When designing for mass production, these benefits are invaluable. In fact, thanks to computer numerical control technology, there is no longer a need for skilled machinists—the computer does all of that work instead. 

In addition to saving time and money by cutting out unnecessary labor costs, CNC technology gives manufacturers more freedom when it comes to choosing materials and designs. 

This means you can use wood instead of metal or carbon fiber instead of steel—all without having to compromise quality or safety standards.

The Future Of CNC

CNC machines are becoming more and more common in small shops and even hobbyist setups. 

The advantages of CNC machines are huge; they are faster, easier to control, and capable of taking on tasks that may not be possible with standard tools or techniques. 

However, there is still a lot of room for improvement with CNC machines.
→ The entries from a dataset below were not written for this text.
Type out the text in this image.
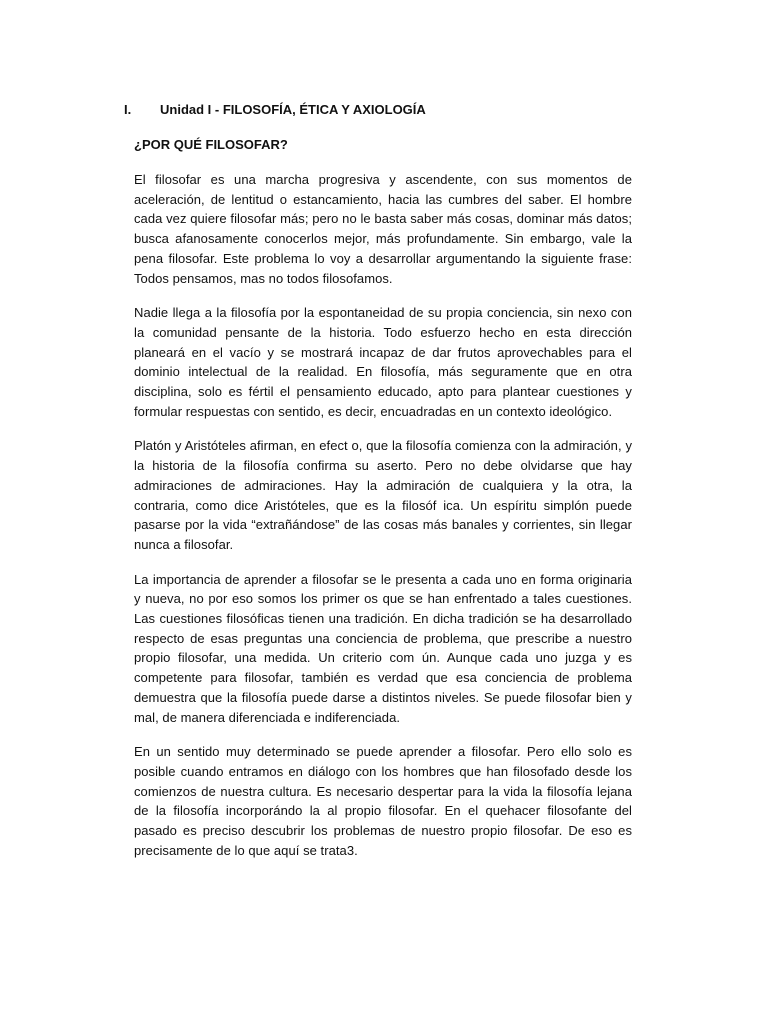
I. Unidad I - FILOSOFÍA, ÉTICA Y AXIOLOGÍA
¿POR QUÉ FILOSOFAR?

El filosofar es una marcha progresiva y ascendente, con sus momentos de aceleración, de lentitud o estancamiento, hacia las cumbres del saber. El hombre cada vez quiere filosofar más; pero no le basta saber más cosas, dominar más datos; busca afanosamente conocerlos mejor, más profundamente. Sin embargo, vale la pena filosofar. Este problema lo voy a desarrollar argumentando la siguiente frase: Todos pensamos, mas no todos filosofamos.

Nadie llega a la filosofía por la espontaneidad de su propia conciencia, sin nexo con la comunidad pensante de la historia. Todo esfuerzo hecho en esta dirección planeará en el vacío y se mostrará incapaz de dar frutos aprovechables para el dominio intelectual de la realidad. En filosofía, más seguramente que en otra disciplina, solo es fértil el pensamiento educado, apto para plantear cuestiones y formular respuestas con sentido, es decir, encuadradas en un contexto ideológico.

Platón y Aristóteles afirman, en efect o, que la filosofía comienza con la admiración, y la historia de la filosofía confirma su aserto. Pero no debe olvidarse que hay admiraciones de admiraciones. Hay la admiración de cualquiera y la otra, la contraria, como dice Aristóteles, que es la filosóf ica. Un espíritu simplón puede pasarse por la vida “extrañándose” de las cosas más banales y corrientes, sin llegar nunca a filosofar.

La importancia de aprender a filosofar se le presenta a cada uno en forma originaria y nueva, no por eso somos los primer os que se han enfrentado a tales cuestiones. Las cuestiones filosóficas tienen una tradición. En dicha tradición se ha desarrollado respecto de esas preguntas una conciencia de problema, que prescribe a nuestro propio filosofar, una medida. Un criterio com ún. Aunque cada uno juzga y es competente para filosofar, también es verdad que esa conciencia de problema demuestra que la filosofía puede darse a distintos niveles. Se puede filosofar bien y mal, de manera diferenciada e indiferenciada.

En un sentido muy determinado se puede aprender a filosofar. Pero ello solo es posible cuando entramos en diálogo con los hombres que han filosofado desde los comienzos de nuestra cultura. Es necesario despertar para la vida la filosofía lejana de la filosofía incorporándo la al propio filosofar. En el quehacer filosofante del pasado es preciso descubrir los problemas de nuestro propio filosofar. De eso es precisamente de lo que aquí se trata3.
As technology advances so will CNC machines. 

It’s only a matter of time before we see them being used in new ways and for new purposes. 

  • What do you think these uses might be? 
  • What could we use computer numerical control for in ten years? 
  • Twenty years?
  •  How will it change manufacturing as a whole? 

Applications Of CNC Machines

CNC machines are used in many industries because of their versatility and accuracy. 

  • These machines can be used for 3D cutting, routing, milling, drilling, and much more.
  •  Industrial manufacturers use CNC machining to create products such as automotive components, airplane parts, and medical instruments.
  •  In addition to industrial applications, hobbyists use CNC machining for a variety of applications from woodworking to creating signs.

 It is easy to find CNC mills and lathes online if you want to purchase your own machine.

 If you’re just starting out with DIY projects, there are even some computer-numerically-controlled kits available that will allow you to build your own machine without spending too much money.

 There are plenty of resources available on sites like YouTube that show you how to get started using CNC machines.

 However, before attempting any type of project using these tools, it is important to make sure you have all the necessary safety equipment and training required by law. 

The last thing anyone wants is an injury while operating machinery!

What are the types of computer numerical control?